For reference, the number of permutations for a + b is low, either {a, b} or {b, a}. This remains true in recursive application. The number of possible results for a + b + ... n on the other hand grows exponentially (factorial n).

Conversely, one could argue that the number of functions involved is higher in the former case (rec and some operator) than in the latter (some operator).

The values of variables depends on whatever theory you are working with. However, almost all theories agree on true and false statements. They might not agree on particular truth values, but they agree on an infinite number of statements being false, which they can disregard.

In this view, the premise of the question is not correct:

In my personal research about linguistics, I have discovered many important theories and frameworks which seem to emphasize something binary, i.e., they divide things into two elements.

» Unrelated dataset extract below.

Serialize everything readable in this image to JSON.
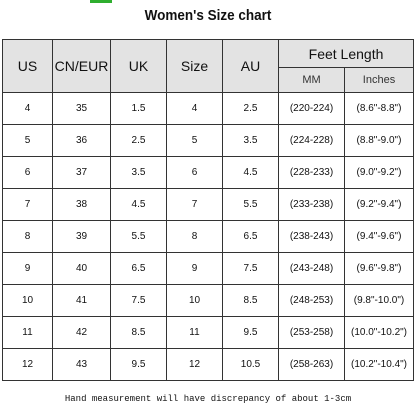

The vast majority of theories like to define X is Y. Perhaps this is the uniformitarian principle at work. In set theory it is called the identity operator.

In linguistics, no universal formalism has been obtained. E.g. a) the binary contrast in feature theory can concern two features present in three phonemes or not, b) in branching trees of dependency syntax, the elements are made up of those phonemes, c) in universal grammar's merge, recursion is simply not an example of binary branching, if the operation is carried out by a parallel architecture (Jackendoff). Subdigitization e.g. adding roman numerals I + II = III requires no permutation or sequencing.

It's just that sequentially written text appears to be very sequential, except that anyone who has gone back to edit a text knows that this isn't even true.